I know what you’re thinking… why “kung fu?” and “What does martial arts have to do with IT security and how I protect my network?” Well, kung fu is a Chinese term referring to any study, learning, or practice that requires patience, energy, hard work, discipline, and time to complete. So, really, it’s not just martial arts. Perhaps, by this definition, you’re starting to see the parallels we’ve identified with IT security.
Today’s Cybersecurity Climate
According to Forbes®, the cybersecurity marketplace is predicted to be worth $170 billion by 2020—that’s over double its reported size in 2015. But, perhaps most telling of the threats business truly face is the fact that the costs associated with cybercrime are projected to exceed $2 trillion by 2019.
What’s fueling this growth? Well, there are certainly a number of factors, but what’s clear is that hacker motives have strongly shifted towards “financial gains,” at least according to SolarWinds Head Geek™, Destiny Bertucci. While shock-value/notoriety/entertainment supported hacking in its early rise, money has been a major influence in its more recent uptick. Hackers have a lot to gain, and we all have a lot to lose.
Another issue at the root of this rise in cybercrime costs (and the cybersecurity market’s corresponding growth) is the pervasiveness of these crimes. Gone are the days where these modes of attack were reserved for top-notch, tech savvy, and highly motivated individuals. Today, Crime-as-a-Service underpins cybercrime and the technical layman is now being armed with the ability to launch an attack.

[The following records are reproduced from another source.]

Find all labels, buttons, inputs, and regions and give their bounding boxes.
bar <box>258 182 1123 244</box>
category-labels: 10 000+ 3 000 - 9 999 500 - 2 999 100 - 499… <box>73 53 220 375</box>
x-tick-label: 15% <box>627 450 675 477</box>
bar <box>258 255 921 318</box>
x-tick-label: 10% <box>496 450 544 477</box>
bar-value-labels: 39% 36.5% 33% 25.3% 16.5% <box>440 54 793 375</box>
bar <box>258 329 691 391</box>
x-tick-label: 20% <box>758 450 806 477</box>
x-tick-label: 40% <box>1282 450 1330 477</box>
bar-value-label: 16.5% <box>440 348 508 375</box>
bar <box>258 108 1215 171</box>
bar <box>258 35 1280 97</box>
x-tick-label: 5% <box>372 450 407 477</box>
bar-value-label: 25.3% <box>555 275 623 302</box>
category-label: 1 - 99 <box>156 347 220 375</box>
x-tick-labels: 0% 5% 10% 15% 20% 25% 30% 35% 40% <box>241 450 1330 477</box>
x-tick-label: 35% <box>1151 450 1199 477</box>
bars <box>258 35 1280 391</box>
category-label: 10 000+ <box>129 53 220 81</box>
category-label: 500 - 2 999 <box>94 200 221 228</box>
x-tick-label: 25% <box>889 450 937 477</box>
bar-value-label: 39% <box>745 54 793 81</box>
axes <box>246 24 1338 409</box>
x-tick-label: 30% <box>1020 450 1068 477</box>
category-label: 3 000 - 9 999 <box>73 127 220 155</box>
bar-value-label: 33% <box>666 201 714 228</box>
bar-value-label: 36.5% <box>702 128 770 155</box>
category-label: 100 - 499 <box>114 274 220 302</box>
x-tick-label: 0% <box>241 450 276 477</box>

Whether or not you’re explicitly tasked with upholding IT security for your business, given the current outlook, it is now everyone’s responsibility. It is no longer a matter of if you’ll get hacked, but when. IT security solutions today are about limiting the attack surface, applying defense in-depth strategies, and leveraging a multitude of tools (not just one or a few) to do so.
We recently opened our cyber-dojo to allow our very own Security Kung Fu Masters to bestow their wisdom and teachings unto the larger IT community. Black belts in white hat hacking, industry mavens, scholars of security, and even former compliance auditors joined ranks to discuss these very subjects in a four-part webinar series aptly named “Security Kung Fu.” If you missed the live versions of these sessions, no need to worry—we have made them all available on-demand for your viewing pleasure. Read along to see what each stage in this journey had to offer.
In Part 1, we took an in-depth look at the cybersecurity climate businesses are currently facing and educated ourselves on the cybercrime industry as a whole. Using the Lockheed Martin Cyber Kill Chain® as an example, we discussed the role SIEM solutions play in identifying security threats and discussed the unique capabilities of such solutions to allow users to go back in time to conduct forensic analysis of security incidents and verified threats.
Playing With Fire(wall) Logs
Part 2 of the series turned our attention to the periphery of a network to focus on how firewalls serve as a first line of defense against security threats. In addition to discussing the patterns of attack that have been demonstrated countless times by hackers, we showed how firewall log data can give notice of network infiltration attempts, data exfiltration, and more. Beyond that, we discussed how Network Configuration and Change Management (NCCM) solutions can contribute to a deeper IT security solution by helping to alert you to config changes on firewalls (and other network devices), in addition to a host of other capabilities.
The Security Threats From Within
In Part 3, we took an introspective look to discuss the threats coming from within, or at least identified from within a business' own network. We looked at how Active Directory® changes such as adding users to privileged groups, escalating privileges, and changing user accounts may not only be indicators of malicious activity on the network, but the very acts themselves can create security holes that may lead to future compromises. We discussed the need to track these changes appropriately in order to give critical insight into anomalous activity and promote the long-term security health of an IT operation.
Two Schools of Thought: Security vs. Compliance
Part 4, the final chapter of the Security Kung Fu Series, we covered a subject that had only served as an undertone in our previous sessions: compliance. We discussed why letting compliance rule the security strategy for a business can ultimately lead to pitfalls that compromise both objectives.